Replacing a tired, worn kitchen floor or backsplash is a solid home improvement that's sure to up your home's resale value.
It's also a nice little pick-me-up for you and your family. And while you have an abundance of flooring options from which to choose when it comes to a kitchen or bath remodel, tile is one of the most popular, because it's easy to maintain, affordable and gorgeous when correctly installed. It's also a versatile material that comes in a variety of forms, including:
- Natural stone — marble, limestone or slate. Travertine falls under this category.
- Porcelain — manufactured using feldspar and an extreme heat process. Porcelain is one of the hardest, most indestructible tiles available.
- Ceramic — crafted from baked clay.
- Glass — typically used for backsplashes and as a decorative accent in a mosaic.
A Job Best Left to the Pros
While it is possible to install a tile floor or backsplash all by yourself, it's a time-consuming process that requires specialized tools. Don't kid yourself — grout is important. You'll need a high-powered drill with a paddle attachment for mixing thin-set and grout, a scoring tool with a carbide tip for cutting the backer board, and a grout float and special sponges with rounded corners for grouting. You'll also need a trowel that's sized to fit your tile. Don't even consider attempting the job without using the right tools, or you could end up as the Friday night feature on one of those do-it-yourself disaster shows.
Why Precision Is Important
You want your newly installed tile floor or backsplash to look nice, to wear well, and to add value to your home. If the installation looks like an amateur job, or your grout lines are all wrong, you're defeating all your goals. In order to check off all the boxes, you'll need to mix the thin-set and grout just right, apply it evenly, and give it time to cure. Tiles must be spaced evenly, using spacers, and weight must be kept off it while it sets.

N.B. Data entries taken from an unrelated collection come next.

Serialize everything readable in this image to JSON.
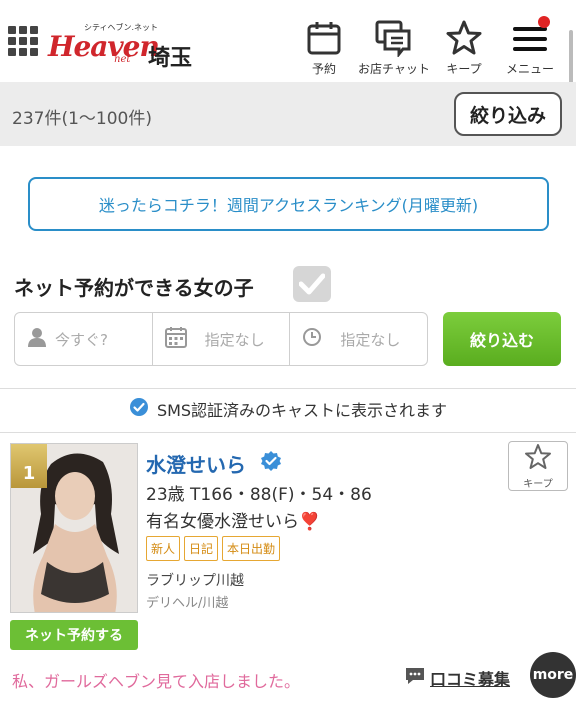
{
  "header": {
    "logo_sub": "シティヘブン.ネット",
    "logo_main": "Heaven",
    "logo_net": "net",
    "region": "埼玉",
    "nav": [
      {
        "label": "予約",
        "icon": "calendar-icon"
      },
      {
        "label": "お店チャット",
        "icon": "chat-icon"
      },
      {
        "label": "キープ",
        "icon": "star-icon"
      },
      {
        "label": "メニュー",
        "icon": "menu-icon"
      }
    ]
  },
  "results": {
    "count": "237件(1〜100件)",
    "filter_label": "絞り込み"
  },
  "ranking_banner": "迷ったらコチラ！週間アクセスランキング(月曜更新)",
  "net_reserve": {
    "title": "ネット予約ができる女の子",
    "fields": [
      {
        "placeholder": "今すぐ?",
        "icon": "person-icon"
      },
      {
        "placeholder": "指定なし",
        "icon": "calendar-icon"
      },
      {
        "placeholder": "指定なし",
        "icon": "clock-icon"
      }
    ],
    "search_label": "絞り込む"
  },
  "sms_note": "SMS認証済みのキャストに表示されます",
  "cast": {
    "rank": "1",
    "name": "水澄せいら",
    "stats": "23歳 T166・88(F)・54・86",
    "catch": "有名女優水澄せいら❣️",
    "tags": [
      "新人",
      "日記",
      "本日出勤"
    ],
    "shop": "ラブリップ川越",
    "genre": "デリヘル/川越",
    "keep_label": "キープ",
    "reserve_label": "ネット予約する",
    "message": "私、ガールズヘブン見て入店しました。",
    "review_label": "口コミ募集",
    "more_label": "more"
  },
  "colors": {
    "brand_red": "#d0262c",
    "link_blue": "#2a8ec8",
    "name_blue": "#2468b0",
    "green": "#6cbf35",
    "tag_orange": "#e6a733",
    "pink": "#e06a9c"
  }
}
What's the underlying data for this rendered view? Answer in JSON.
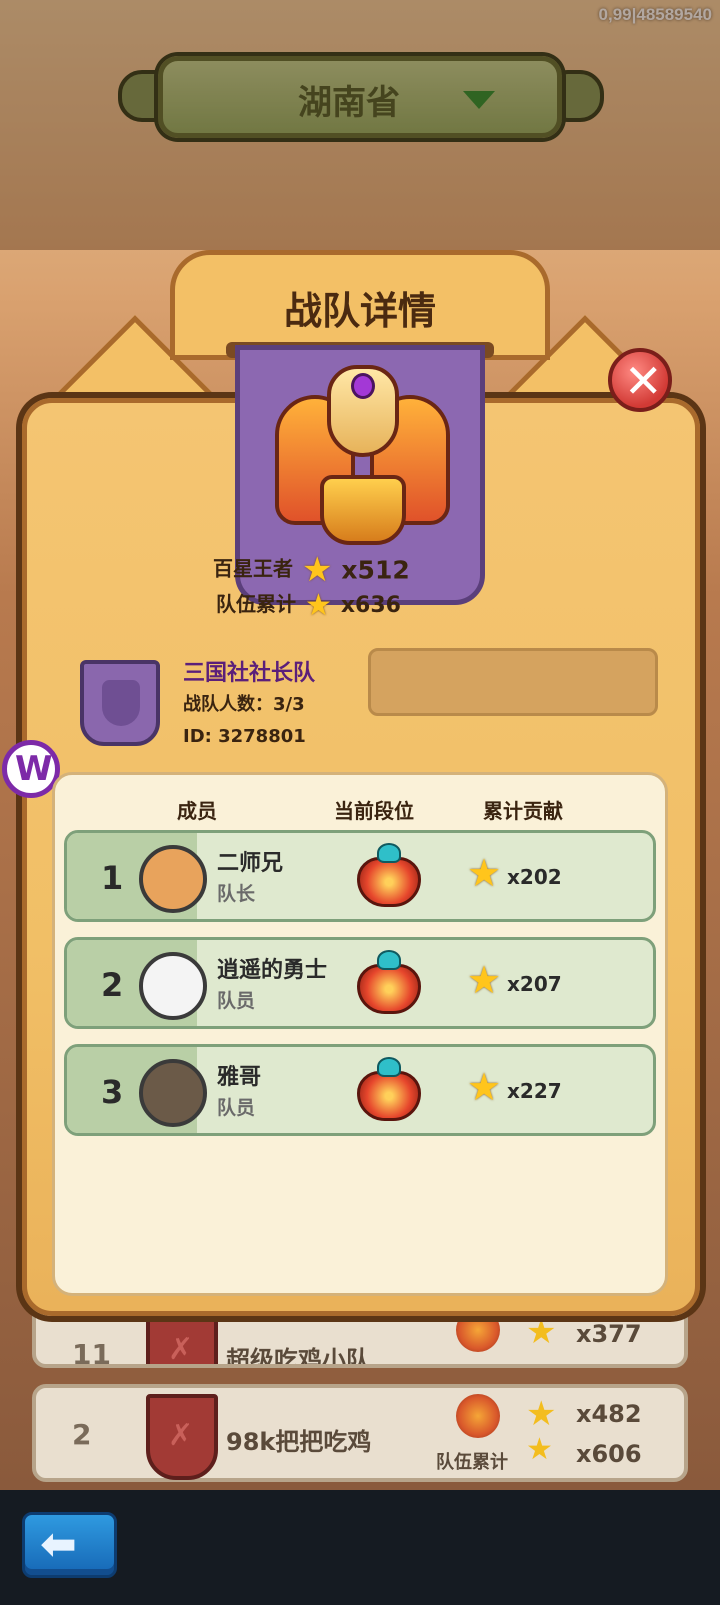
{
  "corner_id": "0,99|48589540",
  "province": {
    "label": "湖南省"
  },
  "panel": {
    "title": "战队详情"
  },
  "team": {
    "stat1_label": "百星王者",
    "stat1_value": "x512",
    "stat2_label": "队伍累计",
    "stat2_value": "x636",
    "name": "三国社社长队",
    "count": "战队人数：3/3",
    "id": "ID: 3278801"
  },
  "columns": {
    "member": "成员",
    "rank": "当前段位",
    "contribution": "累计贡献"
  },
  "members": [
    {
      "rank": "1",
      "name": "二师兄",
      "role": "队长",
      "value": "x202",
      "avatar_color": "#e8a35c"
    },
    {
      "rank": "2",
      "name": "逍遥的勇士",
      "role": "队员",
      "value": "x207",
      "avatar_color": "#f4f4f4"
    },
    {
      "rank": "3",
      "name": "雅哥",
      "role": "队员",
      "value": "x227",
      "avatar_color": "#6b5a48"
    }
  ],
  "background_rows": [
    {
      "rank": "11",
      "name": "超级吃鸡小队",
      "value": "x377"
    },
    {
      "rank": "2",
      "name": "98k把把吃鸡",
      "value": "x482",
      "sub_label": "队伍累计",
      "sub_value": "x606"
    }
  ],
  "icons": {
    "star": "star-icon",
    "close": "close-icon",
    "back": "back-arrow-icon",
    "dropdown": "dropdown-triangle-icon",
    "logo": "w-logo"
  },
  "colors": {
    "panel": "#f1bf66",
    "banner": "#8c68b1",
    "row": "#dfe9cf",
    "close": "#d23a35"
  }
}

When it comes time to grout, you'll need to apply the compound with a float and then go back over it with the rounded corner of a sponge or the float itself. This makes that nice, little concave indent in the grout. The shaping of the grout is important for aesthetic reasons; you always want grout to fall just a bit below the surface of the tile because the grout is much softer than the tile and needs that added little bit of protection from traffic. Otherwise, it will wear away before its time. It's also important to remember not to wash away too much of your grout during the shaping. You want it close to being flush with the tile edges; otherwise, you'll be able to both see and feel the corners of your tile when you walk over it. A higher-level of grout is also much easier to keep clean than grout lines that fall halfway down the tile.
Overall, it's best not to DIY your tile installation unless you have a good bit of experience in this area. Your kitchen remodel is too important to risk the negative side effects of an amateur tile job. Play it safe, and call in a pro instead.